AlphonseのCINEMA BOX

星を追う子ども

2018/01/08(月)追加

作品情報

制作年:2011
制作国:日本
監督:新海誠
主演:渡瀬明日菜
助演:シン、シュン、森崎竜司
ジャンル:アニメ

それは、”さよなら”を言うための旅

コメント

Alphonse 2018/01/08(月)

テレビ放映にて鑑賞。

明日菜はある日、自家製ラジオから不思議な音を聞く。
というお話。

誰もが観ておもうだろう、新海版「天空の城ラピュタ」だ。

ラピュタと違う所はラピュタが空中都市だったのに対し、
本作は地底都市だということ。

後は、新海監督が宮崎駿演出に挑戦しまくった作品になっている。
もう、これは宮崎駿監督人気に便乗してヒット作を狙いにいったのがありありだ。

序盤の一人で料理、洗濯、掃除をこなす明日菜は「トトロ」のサツキのようだし、
途中出てくる死神みたいなのは、巨神兵だし、
航空力学を無視して、空を飛ぶ乗り物は宮崎監督のデザインそのままだし、
明日菜の相手役のシュンは、「もののけ姫」のアシタカや「ナウシカ」のアステルだし、飛行石ならぬ、地底都市への鍵だし、
冒険の最中、風呂に入ったり、食事をしたりするのも「ラピュタ」のようだし。。
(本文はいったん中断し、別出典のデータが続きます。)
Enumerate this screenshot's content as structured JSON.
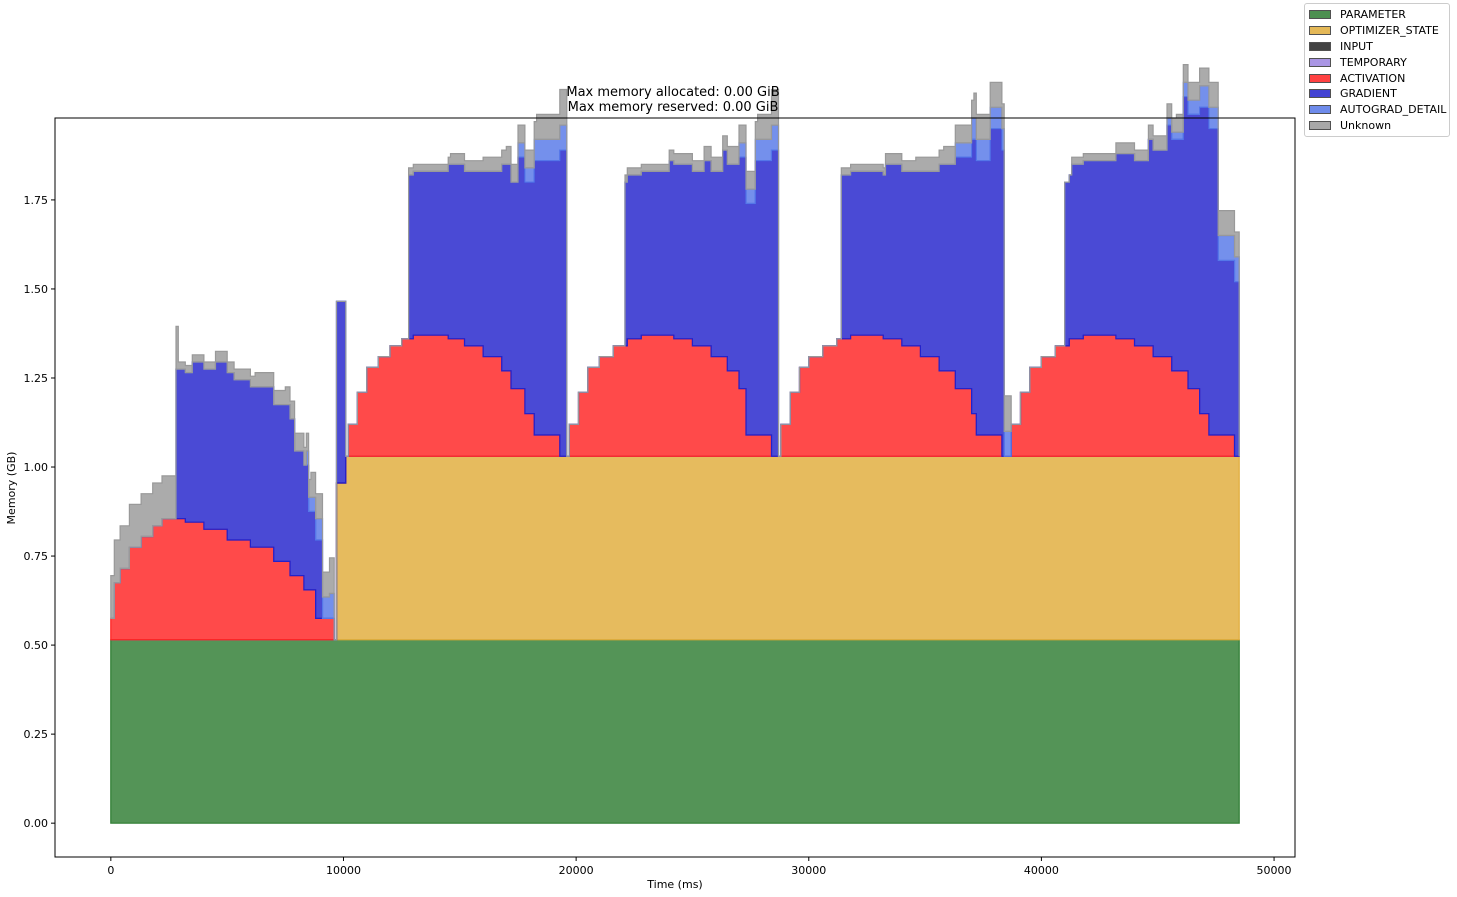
{
  "chart_data": {
    "type": "area",
    "title_lines": [
      "Max memory allocated: 0.00 GiB",
      "Max memory reserved: 0.00 GiB"
    ],
    "xlabel": "Time (ms)",
    "ylabel": "Memory (GB)",
    "xlim": [
      -2400,
      50900
    ],
    "ylim": [
      -0.095,
      1.98
    ],
    "xticks": [
      0,
      10000,
      20000,
      30000,
      40000,
      50000
    ],
    "xtick_labels": [
      "0",
      "10000",
      "20000",
      "30000",
      "40000",
      "50000"
    ],
    "yticks": [
      0,
      0.25,
      0.5,
      0.75,
      1.0,
      1.25,
      1.5,
      1.75
    ],
    "ytick_labels": [
      "0.00",
      "0.25",
      "0.50",
      "0.75",
      "1.00",
      "1.25",
      "1.50",
      "1.75"
    ],
    "legend_position": "upper-right-outside",
    "series": [
      {
        "name": "PARAMETER",
        "color": "#2e7d32",
        "x": [
          0,
          48500
        ],
        "y": [
          0.515,
          0.515
        ]
      },
      {
        "name": "OPTIMIZER_STATE",
        "color": "#e0ac3a",
        "x": [
          0,
          9600,
          9700,
          10000,
          10100,
          48500
        ],
        "y": [
          0,
          0,
          0.44,
          0.44,
          0.515,
          0.515
        ]
      },
      {
        "name": "INPUT",
        "color": "#222222",
        "x": [
          0,
          48500
        ],
        "y": [
          0.0,
          0.0
        ]
      },
      {
        "name": "TEMPORARY",
        "color": "#9c84e0",
        "x": [
          0,
          48500
        ],
        "y": [
          0.0,
          0.0
        ]
      },
      {
        "name": "ACTIVATION",
        "color": "#ff2222",
        "x": [
          0,
          150,
          400,
          800,
          1300,
          1800,
          2200,
          2700,
          3200,
          4000,
          5000,
          6000,
          7000,
          7700,
          8300,
          8800,
          9100,
          9600,
          9700,
          10000,
          10200,
          10600,
          11000,
          11500,
          12000,
          12500,
          13000,
          13800,
          14500,
          15200,
          16000,
          16800,
          17200,
          17800,
          18200,
          19300,
          19400,
          19700,
          20100,
          20500,
          21000,
          21600,
          22200,
          22800,
          23500,
          24200,
          25000,
          25800,
          26500,
          27000,
          27300,
          28400,
          28500,
          28800,
          29200,
          29600,
          30000,
          30600,
          31200,
          31800,
          32400,
          33200,
          34000,
          34800,
          35600,
          36300,
          37000,
          37200,
          38300,
          38400,
          38700,
          39100,
          39500,
          40000,
          40600,
          41200,
          41800,
          42500,
          43200,
          44000,
          44800,
          45600,
          46300,
          46800,
          47200,
          48300,
          48500
        ],
        "y": [
          0.06,
          0.16,
          0.2,
          0.26,
          0.29,
          0.32,
          0.34,
          0.34,
          0.33,
          0.31,
          0.28,
          0.26,
          0.22,
          0.18,
          0.14,
          0.06,
          0.06,
          0.0,
          0.0,
          0.0,
          0.09,
          0.18,
          0.25,
          0.28,
          0.31,
          0.33,
          0.34,
          0.34,
          0.33,
          0.31,
          0.28,
          0.24,
          0.19,
          0.12,
          0.06,
          0.0,
          0.0,
          0.09,
          0.18,
          0.25,
          0.28,
          0.31,
          0.33,
          0.34,
          0.34,
          0.33,
          0.31,
          0.28,
          0.24,
          0.19,
          0.06,
          0.0,
          0.0,
          0.09,
          0.18,
          0.25,
          0.28,
          0.31,
          0.33,
          0.34,
          0.34,
          0.33,
          0.31,
          0.28,
          0.24,
          0.19,
          0.12,
          0.06,
          0.0,
          0.0,
          0.09,
          0.18,
          0.25,
          0.28,
          0.31,
          0.33,
          0.34,
          0.34,
          0.33,
          0.31,
          0.28,
          0.24,
          0.19,
          0.12,
          0.06,
          0.0,
          0.0
        ]
      },
      {
        "name": "GRADIENT",
        "color": "#2222cc",
        "x": [
          0,
          2600,
          2800,
          3500,
          4500,
          5300,
          6200,
          7000,
          7900,
          8500,
          9100,
          9600,
          9700,
          10000,
          10100,
          12600,
          12800,
          14500,
          16000,
          16800,
          17500,
          18200,
          19300,
          19600,
          21800,
          22100,
          24000,
          25500,
          26300,
          27000,
          27700,
          28400,
          28700,
          31100,
          31400,
          33300,
          34800,
          35600,
          36300,
          37000,
          37800,
          38400,
          38700,
          41000,
          41300,
          43200,
          44600,
          45400,
          46100,
          46800,
          47600,
          48500
        ],
        "y": [
          0,
          0,
          0.42,
          0.45,
          0.47,
          0.45,
          0.45,
          0.44,
          0.35,
          0.22,
          0.0,
          0.0,
          0.51,
          0.51,
          0.0,
          0.0,
          0.46,
          0.49,
          0.52,
          0.58,
          0.65,
          0.77,
          0.86,
          0.0,
          0.0,
          0.46,
          0.49,
          0.52,
          0.58,
          0.65,
          0.77,
          0.86,
          0.0,
          0.0,
          0.46,
          0.49,
          0.52,
          0.58,
          0.65,
          0.77,
          0.86,
          0.0,
          0.0,
          0.46,
          0.49,
          0.52,
          0.58,
          0.65,
          0.77,
          0.86,
          0.49,
          0.0
        ]
      },
      {
        "name": "AUTOGRAD_DETAIL",
        "color": "#5577e8",
        "x": [
          0,
          8400,
          8800,
          9400,
          9600,
          10000,
          17500,
          18200,
          19300,
          19600,
          27000,
          27700,
          28400,
          28700,
          36300,
          37000,
          38400,
          38700,
          45400,
          46100,
          46800,
          47600,
          48500
        ],
        "y": [
          0.0,
          0.04,
          0.06,
          0.07,
          0.0,
          0.0,
          0.04,
          0.06,
          0.07,
          0.0,
          0.04,
          0.06,
          0.07,
          0.0,
          0.04,
          0.06,
          0.07,
          0.0,
          0.02,
          0.04,
          0.06,
          0.07,
          0.0
        ]
      },
      {
        "name": "Unknown",
        "color": "#999999",
        "x": [
          0,
          2900,
          4500,
          6200,
          7500,
          8600,
          9400,
          9600,
          10000,
          12800,
          14600,
          16000,
          17000,
          18300,
          19300,
          19600,
          22100,
          24000,
          25500,
          26500,
          27800,
          28400,
          28700,
          31400,
          33300,
          34600,
          35800,
          37100,
          38400,
          38700,
          41300,
          43200,
          44600,
          45800,
          47200,
          48500
        ],
        "y": [
          0.12,
          0.02,
          0.03,
          0.04,
          0.05,
          0.07,
          0.1,
          0.0,
          0.0,
          0.02,
          0.03,
          0.04,
          0.05,
          0.07,
          0.1,
          0.0,
          0.02,
          0.03,
          0.04,
          0.05,
          0.07,
          0.1,
          0.0,
          0.02,
          0.03,
          0.04,
          0.05,
          0.07,
          0.1,
          0.0,
          0.02,
          0.03,
          0.04,
          0.05,
          0.07,
          0.0
        ]
      }
    ]
  }
}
。

探せばもっと一杯出てくるはずだ。

日本のテレビ番組(アニメに限らず)は何かヒット作が出るとすぐに亜流が生まれる。
ところが、「ラピュタ」を初めとする宮崎監督作品は映画作品だったということと、
公開時それほど大ヒットしなかったため、亜流が作られることはなかった。
「ラピュタ」公開時はロボットアニメ全盛期だったということもあるし、
映画作品ということで、連続アニメにしにくいということもある。

ところが、宮崎監督の評価があがったため、
庵野監督による「ふしぎの海のナディア」がテレビアニメ化された。
「ナディア」の場合は、前半は冒険活劇として成立していたが、
後半は庵野監督の独壇場だった。
それぐらい宮崎監督作品はリメイクが難しいのだろう。

本作も序盤は多少うんざりしながら観ていたのだが、
子どもを助けるあたりから俄然おもしろくなった。
得体のしれない怪物に襲われたり、シュンが追手と格闘したりと、
見所満載でしっかり冒険活劇の様相を呈していた。

最後は、死人を蘇らせるための生け贄を神が要求するのもリアルだったし、
明日菜が仮死状態になるのも新鮮だった。
同時期に活躍した富野監督が、
無慈悲に何の躊躇もなく登場人物を殺してしまうのに対応したのかもしれないが、
宮崎監督は死を正面から描きたがらない。
ところが、新海監督は、大林監督の影響があるのか、死を描くことをためらわない。

大林監督作品にはいつも死の匂いが漂っているが、
新海監督作品にも同じことが言えよう。

しかし、総評としては、「ラピュタ」のパクリでしかなかろう。
ラストも喪失感を抱えて生きてゆくのが人間の宿命。
という救いのない終わり方だった。
そのあたりがヒットしなかった最大の原因だといえる。

余談でしかないと思うが、
制服は大林監督の「時をかける少女」と同じデザインだったものの、
明日菜の卒業シーンなど必要だったのかとも思う。
このあたりは、新海監督の個人的趣味かもしれない。